14 DAY TRIAL // The Kaspersky Internet Security is a pack of utilities that contains antivirus, anti-spam tools and a powerful firewall able to protect the computer against Internet attacks. Because it is meant to defend us against computer attacks, I must tell you the application is not as safe as its users expected it to be because it contains a security flaw that can allow an attacker to control an affected system. A recently reported vulnerability informs us about a vulnerability discovered in Kaspersky Internet Security able to stop the protection system and enable a hacker to execute malicious files with administrator privileges.

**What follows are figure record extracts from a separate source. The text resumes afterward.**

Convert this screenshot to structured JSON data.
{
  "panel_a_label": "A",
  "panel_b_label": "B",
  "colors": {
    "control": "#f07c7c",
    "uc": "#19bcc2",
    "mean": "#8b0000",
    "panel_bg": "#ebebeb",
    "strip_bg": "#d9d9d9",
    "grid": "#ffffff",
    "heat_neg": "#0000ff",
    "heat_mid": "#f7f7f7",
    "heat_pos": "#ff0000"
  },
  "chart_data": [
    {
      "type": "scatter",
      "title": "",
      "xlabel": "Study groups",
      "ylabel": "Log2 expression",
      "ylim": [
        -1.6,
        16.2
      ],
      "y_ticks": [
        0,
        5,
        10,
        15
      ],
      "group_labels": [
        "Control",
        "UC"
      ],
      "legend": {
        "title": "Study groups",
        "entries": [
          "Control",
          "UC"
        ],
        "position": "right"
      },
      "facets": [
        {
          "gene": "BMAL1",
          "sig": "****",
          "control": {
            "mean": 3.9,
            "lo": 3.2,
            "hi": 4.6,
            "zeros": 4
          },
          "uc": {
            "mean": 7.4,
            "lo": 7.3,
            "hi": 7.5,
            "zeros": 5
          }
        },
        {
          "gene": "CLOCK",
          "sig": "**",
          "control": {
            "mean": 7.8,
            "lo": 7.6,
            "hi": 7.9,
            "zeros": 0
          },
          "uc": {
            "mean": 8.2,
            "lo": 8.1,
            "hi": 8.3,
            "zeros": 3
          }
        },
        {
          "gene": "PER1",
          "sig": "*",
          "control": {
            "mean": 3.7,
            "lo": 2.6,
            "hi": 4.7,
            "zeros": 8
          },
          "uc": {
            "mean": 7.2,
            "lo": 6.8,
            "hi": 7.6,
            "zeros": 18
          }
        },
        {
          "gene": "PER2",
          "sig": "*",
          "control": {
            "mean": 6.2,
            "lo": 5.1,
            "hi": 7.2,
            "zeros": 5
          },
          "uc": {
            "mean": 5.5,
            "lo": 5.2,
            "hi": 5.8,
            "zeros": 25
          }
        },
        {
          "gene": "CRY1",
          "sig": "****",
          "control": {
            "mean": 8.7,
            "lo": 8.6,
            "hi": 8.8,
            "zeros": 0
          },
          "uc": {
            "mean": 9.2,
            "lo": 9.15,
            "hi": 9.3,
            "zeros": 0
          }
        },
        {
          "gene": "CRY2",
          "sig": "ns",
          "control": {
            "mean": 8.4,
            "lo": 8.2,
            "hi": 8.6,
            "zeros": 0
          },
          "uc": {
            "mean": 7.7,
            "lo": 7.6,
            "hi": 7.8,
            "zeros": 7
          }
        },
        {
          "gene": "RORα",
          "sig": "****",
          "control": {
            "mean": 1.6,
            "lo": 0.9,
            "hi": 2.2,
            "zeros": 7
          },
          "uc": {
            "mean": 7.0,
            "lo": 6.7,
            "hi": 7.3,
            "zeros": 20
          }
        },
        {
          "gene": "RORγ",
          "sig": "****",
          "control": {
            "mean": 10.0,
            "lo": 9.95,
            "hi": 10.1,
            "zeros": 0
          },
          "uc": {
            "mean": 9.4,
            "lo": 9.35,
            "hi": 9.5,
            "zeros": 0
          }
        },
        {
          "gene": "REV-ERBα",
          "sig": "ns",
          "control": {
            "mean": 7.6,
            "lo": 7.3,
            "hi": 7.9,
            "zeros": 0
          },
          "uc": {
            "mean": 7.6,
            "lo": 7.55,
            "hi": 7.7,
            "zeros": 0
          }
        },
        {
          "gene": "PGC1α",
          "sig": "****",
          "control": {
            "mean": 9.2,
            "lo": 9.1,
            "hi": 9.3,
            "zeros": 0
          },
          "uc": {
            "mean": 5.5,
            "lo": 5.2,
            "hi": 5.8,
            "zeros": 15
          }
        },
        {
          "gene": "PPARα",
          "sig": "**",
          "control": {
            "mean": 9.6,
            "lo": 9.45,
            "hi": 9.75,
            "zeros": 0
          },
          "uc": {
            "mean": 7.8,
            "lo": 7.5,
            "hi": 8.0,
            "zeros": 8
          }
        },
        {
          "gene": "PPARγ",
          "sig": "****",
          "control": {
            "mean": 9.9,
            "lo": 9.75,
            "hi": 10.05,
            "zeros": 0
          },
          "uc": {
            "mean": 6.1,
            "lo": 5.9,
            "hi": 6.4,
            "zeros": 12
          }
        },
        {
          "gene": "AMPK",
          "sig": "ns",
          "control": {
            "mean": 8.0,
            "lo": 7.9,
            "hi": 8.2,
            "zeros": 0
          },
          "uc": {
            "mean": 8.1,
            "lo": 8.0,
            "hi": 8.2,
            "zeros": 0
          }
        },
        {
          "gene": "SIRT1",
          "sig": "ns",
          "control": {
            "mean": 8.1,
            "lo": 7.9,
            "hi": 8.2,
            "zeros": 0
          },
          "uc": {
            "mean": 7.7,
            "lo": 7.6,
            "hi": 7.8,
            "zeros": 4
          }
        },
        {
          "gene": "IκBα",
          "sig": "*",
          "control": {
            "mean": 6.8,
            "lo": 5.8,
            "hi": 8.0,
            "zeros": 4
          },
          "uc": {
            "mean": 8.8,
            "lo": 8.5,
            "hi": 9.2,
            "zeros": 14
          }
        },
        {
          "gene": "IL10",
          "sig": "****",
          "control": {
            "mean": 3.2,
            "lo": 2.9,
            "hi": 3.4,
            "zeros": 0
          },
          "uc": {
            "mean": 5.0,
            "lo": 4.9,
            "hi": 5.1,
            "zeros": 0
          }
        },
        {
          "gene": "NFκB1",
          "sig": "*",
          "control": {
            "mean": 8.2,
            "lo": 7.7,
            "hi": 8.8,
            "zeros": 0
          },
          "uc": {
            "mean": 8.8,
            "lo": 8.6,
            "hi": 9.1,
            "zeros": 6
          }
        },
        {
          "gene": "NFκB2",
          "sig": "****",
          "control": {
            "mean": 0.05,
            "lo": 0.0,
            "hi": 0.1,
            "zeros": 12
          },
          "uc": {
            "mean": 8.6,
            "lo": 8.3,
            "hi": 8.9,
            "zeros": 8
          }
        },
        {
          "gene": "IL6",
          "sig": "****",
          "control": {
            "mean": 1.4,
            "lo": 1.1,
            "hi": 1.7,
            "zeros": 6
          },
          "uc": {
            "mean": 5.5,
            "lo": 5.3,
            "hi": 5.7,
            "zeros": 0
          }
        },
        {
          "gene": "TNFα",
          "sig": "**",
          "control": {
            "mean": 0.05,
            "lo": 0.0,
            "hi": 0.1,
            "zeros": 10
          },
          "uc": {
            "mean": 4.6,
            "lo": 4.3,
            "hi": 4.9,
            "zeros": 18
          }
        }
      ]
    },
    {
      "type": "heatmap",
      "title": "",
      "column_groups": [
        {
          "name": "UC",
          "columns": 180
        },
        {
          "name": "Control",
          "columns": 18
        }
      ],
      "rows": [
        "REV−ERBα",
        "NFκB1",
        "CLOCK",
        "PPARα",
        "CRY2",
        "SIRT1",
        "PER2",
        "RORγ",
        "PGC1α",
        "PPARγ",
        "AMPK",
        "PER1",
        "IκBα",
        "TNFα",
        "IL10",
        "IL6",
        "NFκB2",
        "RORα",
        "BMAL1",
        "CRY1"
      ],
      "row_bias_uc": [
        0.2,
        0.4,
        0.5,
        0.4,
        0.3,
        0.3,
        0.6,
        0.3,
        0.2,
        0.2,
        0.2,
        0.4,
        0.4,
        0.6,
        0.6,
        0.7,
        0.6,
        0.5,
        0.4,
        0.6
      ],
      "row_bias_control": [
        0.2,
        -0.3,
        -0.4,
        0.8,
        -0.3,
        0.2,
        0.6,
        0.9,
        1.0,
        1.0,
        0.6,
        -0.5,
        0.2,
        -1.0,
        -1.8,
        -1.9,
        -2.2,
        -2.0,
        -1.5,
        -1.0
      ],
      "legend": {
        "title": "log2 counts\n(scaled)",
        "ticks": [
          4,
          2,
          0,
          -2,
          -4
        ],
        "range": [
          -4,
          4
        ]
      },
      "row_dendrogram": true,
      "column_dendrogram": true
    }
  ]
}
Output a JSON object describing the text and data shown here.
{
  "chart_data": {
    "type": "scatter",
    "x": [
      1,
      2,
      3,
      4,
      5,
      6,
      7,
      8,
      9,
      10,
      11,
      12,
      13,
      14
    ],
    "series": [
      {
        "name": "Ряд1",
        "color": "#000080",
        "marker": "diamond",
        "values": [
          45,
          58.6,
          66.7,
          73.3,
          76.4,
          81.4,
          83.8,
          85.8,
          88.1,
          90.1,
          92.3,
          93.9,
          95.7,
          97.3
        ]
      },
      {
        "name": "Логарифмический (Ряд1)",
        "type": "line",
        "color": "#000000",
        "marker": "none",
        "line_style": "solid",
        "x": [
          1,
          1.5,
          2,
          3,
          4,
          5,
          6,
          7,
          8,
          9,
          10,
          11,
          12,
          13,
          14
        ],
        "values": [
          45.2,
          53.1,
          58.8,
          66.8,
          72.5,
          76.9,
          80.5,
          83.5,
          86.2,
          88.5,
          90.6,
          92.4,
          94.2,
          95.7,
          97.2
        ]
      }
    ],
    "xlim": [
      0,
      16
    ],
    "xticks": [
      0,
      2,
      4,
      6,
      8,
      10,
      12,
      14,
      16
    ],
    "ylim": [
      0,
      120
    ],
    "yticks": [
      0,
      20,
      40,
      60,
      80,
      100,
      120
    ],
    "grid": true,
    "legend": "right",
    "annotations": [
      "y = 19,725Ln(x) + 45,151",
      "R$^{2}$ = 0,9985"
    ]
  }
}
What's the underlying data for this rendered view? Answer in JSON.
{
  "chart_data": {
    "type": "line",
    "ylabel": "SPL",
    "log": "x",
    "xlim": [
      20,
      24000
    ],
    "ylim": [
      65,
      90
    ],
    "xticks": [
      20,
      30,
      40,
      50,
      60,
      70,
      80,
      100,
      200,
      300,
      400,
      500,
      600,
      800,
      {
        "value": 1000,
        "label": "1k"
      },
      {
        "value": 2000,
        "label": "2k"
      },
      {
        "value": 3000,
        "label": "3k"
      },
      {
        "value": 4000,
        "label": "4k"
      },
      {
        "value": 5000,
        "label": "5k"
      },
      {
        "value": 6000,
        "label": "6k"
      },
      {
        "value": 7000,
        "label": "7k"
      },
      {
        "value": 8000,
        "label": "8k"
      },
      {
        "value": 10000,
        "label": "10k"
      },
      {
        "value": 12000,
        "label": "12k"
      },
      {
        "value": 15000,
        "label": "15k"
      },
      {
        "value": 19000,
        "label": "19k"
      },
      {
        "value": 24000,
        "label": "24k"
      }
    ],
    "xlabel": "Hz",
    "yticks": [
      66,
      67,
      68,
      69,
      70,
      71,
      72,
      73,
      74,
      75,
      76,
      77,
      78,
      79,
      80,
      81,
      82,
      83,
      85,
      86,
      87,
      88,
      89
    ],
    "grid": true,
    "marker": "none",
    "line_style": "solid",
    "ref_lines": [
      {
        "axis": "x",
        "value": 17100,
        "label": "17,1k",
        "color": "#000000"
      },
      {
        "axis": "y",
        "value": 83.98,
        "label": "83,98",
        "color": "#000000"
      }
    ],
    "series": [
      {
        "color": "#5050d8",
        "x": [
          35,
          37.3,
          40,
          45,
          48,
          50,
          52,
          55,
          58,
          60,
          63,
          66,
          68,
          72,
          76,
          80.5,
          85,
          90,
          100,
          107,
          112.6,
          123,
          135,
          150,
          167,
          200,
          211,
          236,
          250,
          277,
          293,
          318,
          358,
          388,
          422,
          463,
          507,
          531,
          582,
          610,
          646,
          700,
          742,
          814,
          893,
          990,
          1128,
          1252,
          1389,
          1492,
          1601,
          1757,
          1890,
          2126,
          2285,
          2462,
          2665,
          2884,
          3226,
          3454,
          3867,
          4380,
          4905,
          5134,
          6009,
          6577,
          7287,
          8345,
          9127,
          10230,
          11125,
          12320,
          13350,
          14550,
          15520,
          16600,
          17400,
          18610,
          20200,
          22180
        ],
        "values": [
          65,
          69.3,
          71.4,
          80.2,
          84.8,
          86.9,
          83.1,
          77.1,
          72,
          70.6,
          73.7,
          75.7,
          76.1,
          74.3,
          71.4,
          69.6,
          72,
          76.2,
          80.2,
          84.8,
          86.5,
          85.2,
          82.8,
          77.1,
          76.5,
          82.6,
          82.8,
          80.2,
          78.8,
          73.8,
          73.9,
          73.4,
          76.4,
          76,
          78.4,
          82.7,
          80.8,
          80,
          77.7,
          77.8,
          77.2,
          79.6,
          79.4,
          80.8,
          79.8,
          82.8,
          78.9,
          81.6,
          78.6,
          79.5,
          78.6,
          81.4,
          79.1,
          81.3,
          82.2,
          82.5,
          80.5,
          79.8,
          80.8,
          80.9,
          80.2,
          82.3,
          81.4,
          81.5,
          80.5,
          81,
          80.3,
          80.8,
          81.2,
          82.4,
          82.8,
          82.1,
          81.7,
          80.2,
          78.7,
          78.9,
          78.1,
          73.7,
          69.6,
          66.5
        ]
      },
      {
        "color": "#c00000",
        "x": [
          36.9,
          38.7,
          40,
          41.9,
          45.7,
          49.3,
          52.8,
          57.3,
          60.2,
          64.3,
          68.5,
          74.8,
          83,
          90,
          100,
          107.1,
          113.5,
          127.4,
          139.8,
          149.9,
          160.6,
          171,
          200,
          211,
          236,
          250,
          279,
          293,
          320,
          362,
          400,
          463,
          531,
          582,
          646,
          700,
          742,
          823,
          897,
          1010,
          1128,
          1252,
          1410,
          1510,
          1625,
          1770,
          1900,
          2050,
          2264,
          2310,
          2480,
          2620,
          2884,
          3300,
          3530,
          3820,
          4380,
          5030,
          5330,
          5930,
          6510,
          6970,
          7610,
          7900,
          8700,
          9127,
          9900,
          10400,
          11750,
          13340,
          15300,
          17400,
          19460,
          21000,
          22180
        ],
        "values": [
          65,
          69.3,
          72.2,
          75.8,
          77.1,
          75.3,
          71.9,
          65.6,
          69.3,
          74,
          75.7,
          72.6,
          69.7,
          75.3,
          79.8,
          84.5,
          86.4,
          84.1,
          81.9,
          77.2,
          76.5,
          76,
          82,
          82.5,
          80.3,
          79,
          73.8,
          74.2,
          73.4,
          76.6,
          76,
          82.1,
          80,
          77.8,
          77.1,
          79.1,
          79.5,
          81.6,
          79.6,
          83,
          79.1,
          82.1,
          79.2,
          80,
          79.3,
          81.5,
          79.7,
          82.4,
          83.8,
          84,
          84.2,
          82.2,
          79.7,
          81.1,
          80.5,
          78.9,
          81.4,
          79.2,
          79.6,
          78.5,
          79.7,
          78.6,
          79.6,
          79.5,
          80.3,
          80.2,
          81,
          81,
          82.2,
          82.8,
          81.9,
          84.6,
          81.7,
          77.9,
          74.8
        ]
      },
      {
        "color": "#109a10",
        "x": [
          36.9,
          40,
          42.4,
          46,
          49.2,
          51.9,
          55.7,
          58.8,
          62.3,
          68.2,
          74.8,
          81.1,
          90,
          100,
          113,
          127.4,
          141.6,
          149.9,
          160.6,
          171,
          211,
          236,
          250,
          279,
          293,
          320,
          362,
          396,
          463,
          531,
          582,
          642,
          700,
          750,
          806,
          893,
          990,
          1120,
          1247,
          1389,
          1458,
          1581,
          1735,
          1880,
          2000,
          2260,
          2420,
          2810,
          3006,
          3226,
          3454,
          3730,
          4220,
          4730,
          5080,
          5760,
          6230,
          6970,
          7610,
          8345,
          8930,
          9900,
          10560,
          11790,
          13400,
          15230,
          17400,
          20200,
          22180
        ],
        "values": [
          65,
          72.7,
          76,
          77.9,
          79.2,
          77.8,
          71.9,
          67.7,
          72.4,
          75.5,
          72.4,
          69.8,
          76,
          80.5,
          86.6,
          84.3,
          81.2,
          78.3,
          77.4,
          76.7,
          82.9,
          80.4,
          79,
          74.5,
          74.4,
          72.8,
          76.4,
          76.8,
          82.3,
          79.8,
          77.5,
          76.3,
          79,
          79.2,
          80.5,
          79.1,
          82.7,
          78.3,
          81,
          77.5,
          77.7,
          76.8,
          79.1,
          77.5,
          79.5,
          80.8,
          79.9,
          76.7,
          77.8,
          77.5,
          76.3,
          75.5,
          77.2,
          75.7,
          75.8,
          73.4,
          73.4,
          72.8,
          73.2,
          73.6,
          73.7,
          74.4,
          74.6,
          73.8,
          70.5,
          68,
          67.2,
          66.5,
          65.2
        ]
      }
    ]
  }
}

"The klif.sys driver is part of the "anti-hacker" proactive protection. As part of this defense, the driver hooks and screens various system calls, such as registry functions. The hook function for the _NtSetValueKey() function is vulnerable to an integer overflow that leads to a kernel heap overflow. Passing a large unsigned value for the data size argument results in an arithmetic overflow when calculating the amount of memory to allocate. A copy operation into this buffer results in corruption of kernel memory," iDefense Labs sustained in a security advisory.
The vulnerability was confirmed in the 6.0.1.411 version of Kaspersky Internet Security suite but the flaw might also affect previous versions of the application. If you want to avoid a successful exploitation of the vulnerability, it is recommended to update to the latest release of the product, available on Softpedia. In the past, the programs developed by Kaspersky Labs encountered similar problems but some of them were quickly fixed by the company. The best example is represented by an update issue in Kaspersky Antivirus that blocked users' attempt to update the product and made the computer vulnerable to the latest Internet threats.